Constitutional Council – Decision No. 2021-924 QPC of 9 July 2021, La Quadrature du Net
The transmission of information to the intelligence services by the administrative authorities does not comply with the Constitution, because the legislator has not provided sufficient guarantees to regulate an action that most often concerns personal data. The exchange of information between intelligence services is, on the other hand, consistent with the Constitution.
On 19 May 2021, the French ‘Conseil d’État’ referred to the Constitutional Council a priority question of constitutionality raised by La Quadrature du Net. The latter challenged the conformity with the Constitution of Article L. 863-2 of the Internal Security Code (in French, ‘Code de la sécurité intérieure’, or CSI), in its wording resulting from Law No. 2016-987 of 21 July 2016 extending the application of Law No. 55-385 of 3 April 1955 relating to the state of emergency and providing measures to strengthen the fight against terrorism.
The law at stake
Article L. 863-2 of the Internal Security Code comprises three paragraphs.
The first stipulates that the specialised intelligence services of the “first circle” (Art. 811-2 of the CSI) and the services of the second circle (Art. 811-4 of the CSI) may share all information useful for the accomplishment of their missions as defined by the Internal Security Code.
The second paragraph concerns the administrative authorities mentioned in Article 1 of Order No. 2005-1516 of 8 December 2005 on electronic exchanges between users and administrative authorities and between administrative authorities. It allows the latter to transmit to the services mentioned in the first paragraph, on their own initiative or at the request of the latter, information useful for the performance of their missions.
The third paragraph leaves it to a decree of the Conseil d’État to determine the terms and conditions of application.
The claimant association accused the legislator of having disregarded the scope of its competence and thus affected the right to privacy, the protection of personal data, the secrecy of correspondence, and freedom of expression. In particular, it criticised the provisions of the article concerned for failing to define the information that could be shared, the categories of persons who could have access to it, the purposes for which it could be shared, and its legal regime.
The decision of the Constitutional Council’s members
The intelligence services contribute to the defence of the fundamental interests of the nation
The Constitutional Council declared paragraph 1, which provides for exchanges between intelligence services, to be in conformity with the Constitution, but censures paragraph 2, which authorises exchanges with the intelligence services.
The specialised intelligence services of the “first circle” have the task of researching, collecting, exploiting, and making available to the Government intelligence relating to geopolitical and strategic issues as well as to threats and risks likely to affect the life of the nation. They implement techniques for the collection of intelligence relating to the defence and promotion of the fundamental interests of the nation. The services of the “second circle” may also use some of these techniques for their own purposes. Whether they belong to one or the other category, the services called upon to share information among themselves are all services contributing to the defence of the fundamental interests of the nation.
Information sharing between services is compliant with constitutional requirements
The legislator has organised and secured the sharing of information between intelligence services to increase their operational capacity. The provisions in question implement the constitutional requirements inherent in safeguarding the fundamental interests of the nation.
With regard to information, an intelligence service possessing such information may only share it if it is necessary for the accomplishment of the missions of the receiving service. Information shared in this way is subject to compliance with the rules governing the processing of personal data by intelligence services and, in the case of data collected by means of intelligence techniques, with the rules set out in Book VIII of the Internal Security Code. On the other hand, the contested provisions do not prevent the competent authorities from exercising control over the shared information.
By adopting the contested provisions, the legislator intended to improve the information provided to the intelligence services. In so doing, these provisions implement the constitutional requirements inherent in safeguarding the fundamental interests of the nation.

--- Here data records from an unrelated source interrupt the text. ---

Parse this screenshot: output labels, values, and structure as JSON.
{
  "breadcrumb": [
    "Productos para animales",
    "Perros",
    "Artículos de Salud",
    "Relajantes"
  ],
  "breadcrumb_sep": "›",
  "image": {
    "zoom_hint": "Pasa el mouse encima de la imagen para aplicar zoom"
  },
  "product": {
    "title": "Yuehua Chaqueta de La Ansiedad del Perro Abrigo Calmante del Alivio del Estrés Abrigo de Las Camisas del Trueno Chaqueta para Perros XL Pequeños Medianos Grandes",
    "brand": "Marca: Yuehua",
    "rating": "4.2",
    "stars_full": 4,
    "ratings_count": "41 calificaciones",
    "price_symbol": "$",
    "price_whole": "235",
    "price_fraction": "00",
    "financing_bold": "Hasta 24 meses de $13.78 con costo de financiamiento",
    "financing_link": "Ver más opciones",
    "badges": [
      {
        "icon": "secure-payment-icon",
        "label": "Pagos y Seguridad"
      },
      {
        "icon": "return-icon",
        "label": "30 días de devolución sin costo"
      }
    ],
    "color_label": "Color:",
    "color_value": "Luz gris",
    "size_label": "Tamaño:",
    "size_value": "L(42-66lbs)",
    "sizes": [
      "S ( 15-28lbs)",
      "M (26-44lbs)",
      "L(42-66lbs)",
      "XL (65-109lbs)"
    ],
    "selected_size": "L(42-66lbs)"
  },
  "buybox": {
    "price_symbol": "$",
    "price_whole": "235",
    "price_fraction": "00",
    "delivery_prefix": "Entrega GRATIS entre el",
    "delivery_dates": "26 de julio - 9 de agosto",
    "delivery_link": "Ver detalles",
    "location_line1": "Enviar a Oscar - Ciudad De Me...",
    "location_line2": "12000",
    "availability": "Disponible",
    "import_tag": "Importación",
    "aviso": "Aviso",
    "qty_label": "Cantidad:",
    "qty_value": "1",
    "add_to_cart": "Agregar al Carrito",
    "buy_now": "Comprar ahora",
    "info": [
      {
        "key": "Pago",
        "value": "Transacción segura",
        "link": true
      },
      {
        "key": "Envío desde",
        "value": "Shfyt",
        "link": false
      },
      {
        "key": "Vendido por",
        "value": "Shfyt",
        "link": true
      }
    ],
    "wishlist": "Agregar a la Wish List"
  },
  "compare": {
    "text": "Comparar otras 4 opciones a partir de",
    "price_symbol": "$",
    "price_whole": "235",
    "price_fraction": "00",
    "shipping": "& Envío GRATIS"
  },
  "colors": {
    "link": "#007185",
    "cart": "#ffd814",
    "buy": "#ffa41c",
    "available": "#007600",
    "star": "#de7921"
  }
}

The communication of information to intelligence services is not regulated by the legislator
The transmission of information may take place solely on the initiative of administrative authorities, whose tasks may be unrelated to those of the intelligence services. The information communicated to the intelligence services is all “useful information” for the accomplishment of their missions, without the legislator having specified the nature of the information concerned. The communication of information thus authorised may concern any category of personal data, including “sensitive” information relating to the health, political opinions, and religious or philosophical beliefs of individuals. The legislator has not provided any guarantees for such transmissions of information. The second paragraph of Article L. 863-2 therefore fails to respect the right to privacy.
The repeal of these provisions is postponed until 31 December 2021. Measures taken before the publication of this decision cannot be challenged on the basis of this unconstitutionality.
 DGSE, DGSI, DNRED, DRM, DRSD, TRACFIN
 Some police, gendarmerie, and prison administration departments
State administrations, local authorities, public administrative establishments, bodies managing social protection schemes covered by the social security code and the rural code or mentioned in Articles L. 223-16 and L. 351-21 of the Labour Code and other bodies responsible for managing an administrative public service, as well as the commissions for coordinating actions to prevent rental evictions provided for in Article 7-2 of Law No. 90-449 of 31 May 1990 on the implementation of the right to housing.